Silvia ist die Seele der Kaffeebud am Alter Markt.

Innenstadt – Radio Paloma ist bereits auf Sendung. "Nur nicht aus Liebe weinen", dudelt es aus dem Radio über der Theke. Es ist 5.36 Uhr, die "Kaffebud am Aldermaat" hat seit sechs Minuten geöffnet. Fahles Morgenlicht liegt über dem Platz der Plätze inmitten der Kölner Altstadt. Vor "Peters Brauhaus" sind die Tische und Stühle noch für die Nacht zusammengeschoben. Dicke Stahlseile sichern das Mobiliar. Die Straßen sind menschenleer.

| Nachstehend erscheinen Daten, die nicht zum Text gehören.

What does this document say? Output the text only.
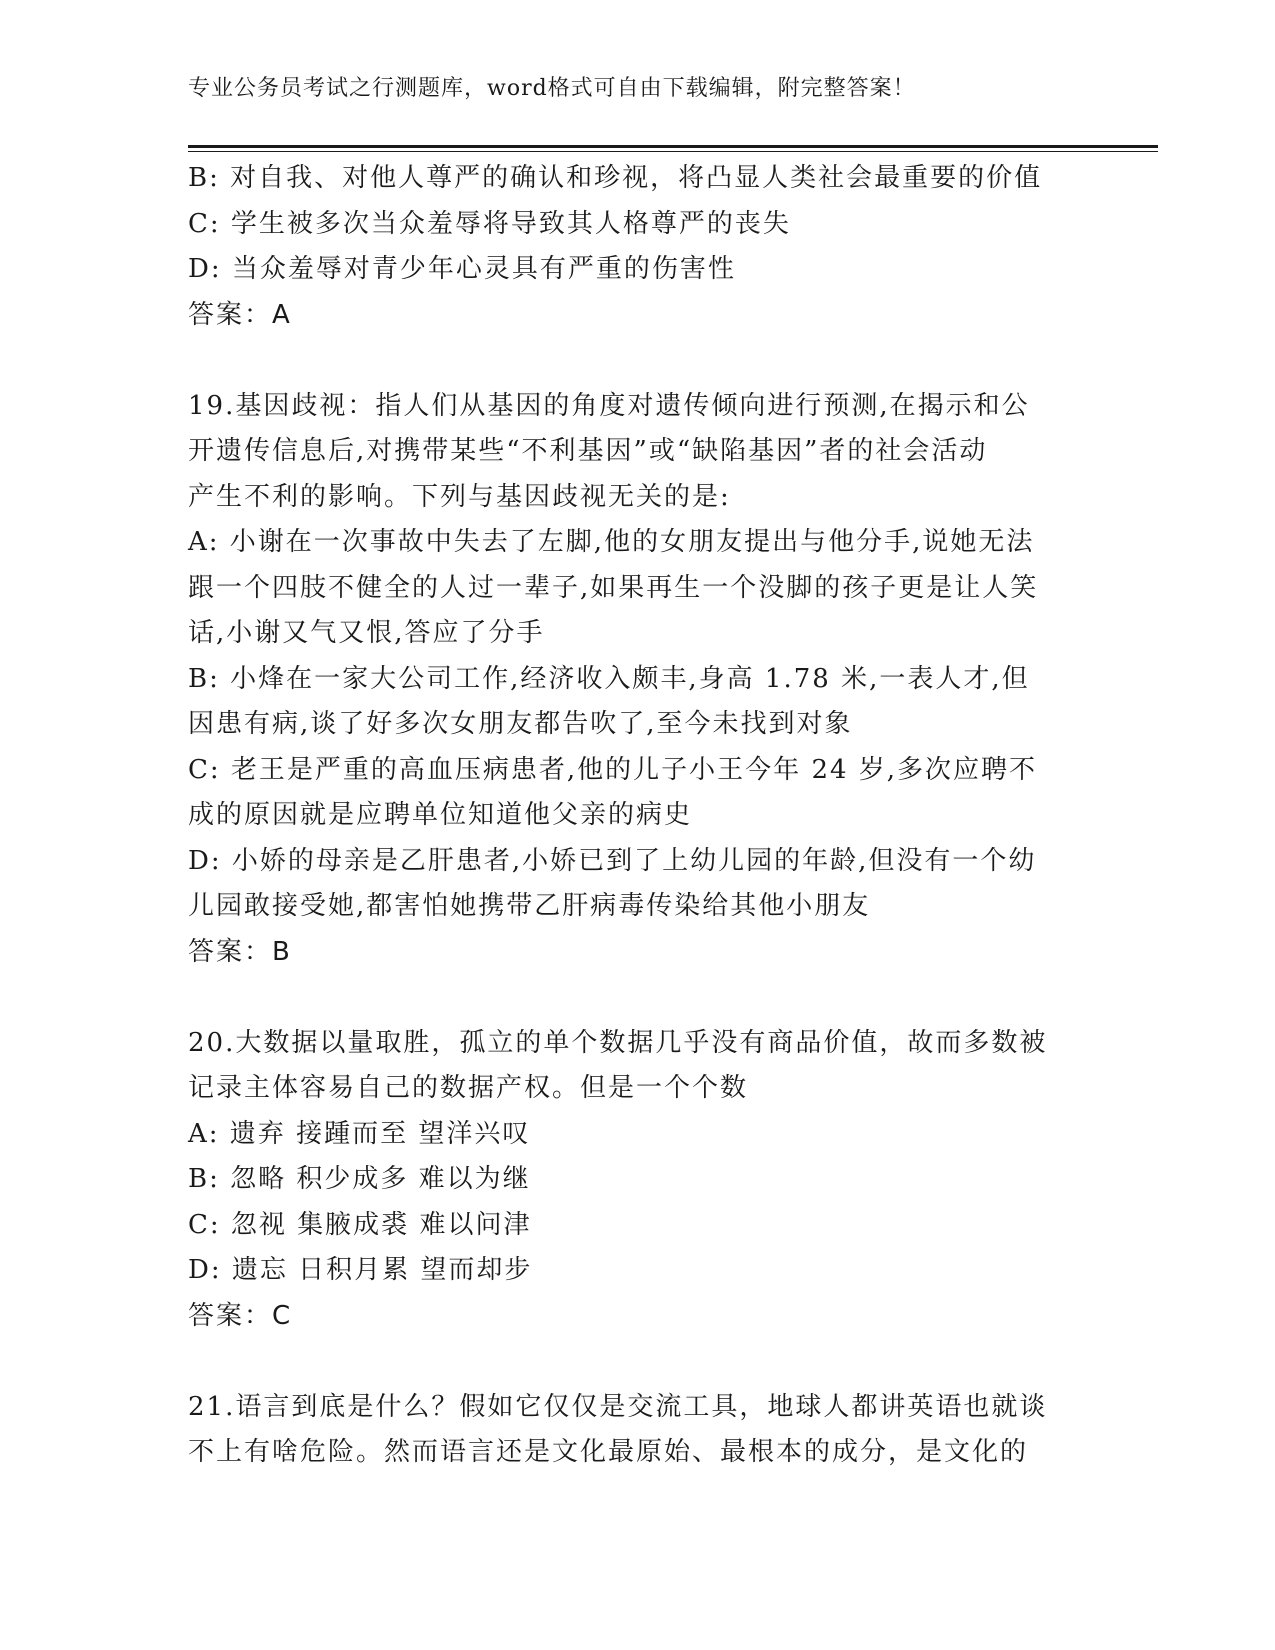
专业公务员考试之行测题库，word格式可自由下载编辑，附完整答案！
B: 对自我、对他人尊严的确认和珍视，将凸显人类社会最重要的价值
C: 学生被多次当众羞辱将导致其人格尊严的丧失
D: 当众羞辱对青少年心灵具有严重的伤害性
答案：A
19.基因歧视：指人们从基因的角度对遗传倾向进行预测,在揭示和公
开遗传信息后,对携带某些“不利基因”或“缺陷基因”者的社会活动
产生不利的影响。下列与基因歧视无关的是:
A: 小谢在一次事故中失去了左脚,他的女朋友提出与他分手,说她无法
跟一个四肢不健全的人过一辈子,如果再生一个没脚的孩子更是让人笑
话,小谢又气又恨,答应了分手
B: 小烽在一家大公司工作,经济收入颇丰,身高 1.78 米,一表人才,但
因患有病,谈了好多次女朋友都告吹了,至今未找到对象
C: 老王是严重的高血压病患者,他的儿子小王今年 24 岁,多次应聘不
成的原因就是应聘单位知道他父亲的病史
D: 小娇的母亲是乙肝患者,小娇已到了上幼儿园的年龄,但没有一个幼
儿园敢接受她,都害怕她携带乙肝病毒传染给其他小朋友
答案：B
20.大数据以量取胜，孤立的单个数据几乎没有商品价值，故而多数被
记录主体容易自己的数据产权。但是一个个数
A: 遗弃 接踵而至 望洋兴叹
B: 忽略 积少成多 难以为继
C: 忽视 集腋成裘 难以问津
D: 遗忘 日积月累 望而却步
答案：C
21.语言到底是什么？假如它仅仅是交流工具，地球人都讲英语也就谈
不上有啥危险。然而语言还是文化最原始、最根本的成分，是文化的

Werner sitzt ganz hinten in der "Bud". Er hat einen Kaffee bestellt, dazu ein Nusshörnchen mit schokoladenbraunen Ecken. So wie jeden Morgen. Er hat sich den Sportteil aus der Zeitung geangelt, die an einem Halter an der Wand hängt. Hat einen Stift für das Kreuzworträtsel bereitgelegt. So wie jeden Morgen.

"Sportteil, Käffchen und ein Nusshörnchen - mehr brauche ich nicht", sagt er und beugt sich tief über die Tageszeitung. Sein Gesicht ist zerfurcht wie das des alten Charles Bronson. Kurz vor sechs wird Werner den Stift wieder einstecken, wird kurz herübernicken zu Lisa, die gerade frischen Kaffee aufbrüht, und hinüberschlendern zum Schokoladenmuseum unten am Rhein, wo er einen Putztrupp leitet. "Ich bin der Vorarbeiter." Jetzt geht er. So wie jeden Morgen.

Niemand kennt Werners vollen Namen. In der Kaffeebud´ ist er "der Werner" und steht auf Du und Du mit der Lisa und der Annemie, die abwechselnd hinter der Theke bedienen - und natürlich mit der Silvia, der das alles hier gehört.

Werner ist Stammgast in der Kaffeebude im Herzen der Altstadt - wie so viele, die tagtäglich zwischen 5.30 und 15 Uhr einkehren am Kölner Alter Markt 58-60. Seit 31 Jahren behauptet sich "die Bud" als eine der letzten ihrer Art gegen die wachsende Konkurrenz von internationalen Ketten wie "Starbucks" und "Mc Café". Ein Schlauch von Laden, nur wenige Meter breit. Fünf Stehtische, zehn Hocker, eine Theke aus Glas.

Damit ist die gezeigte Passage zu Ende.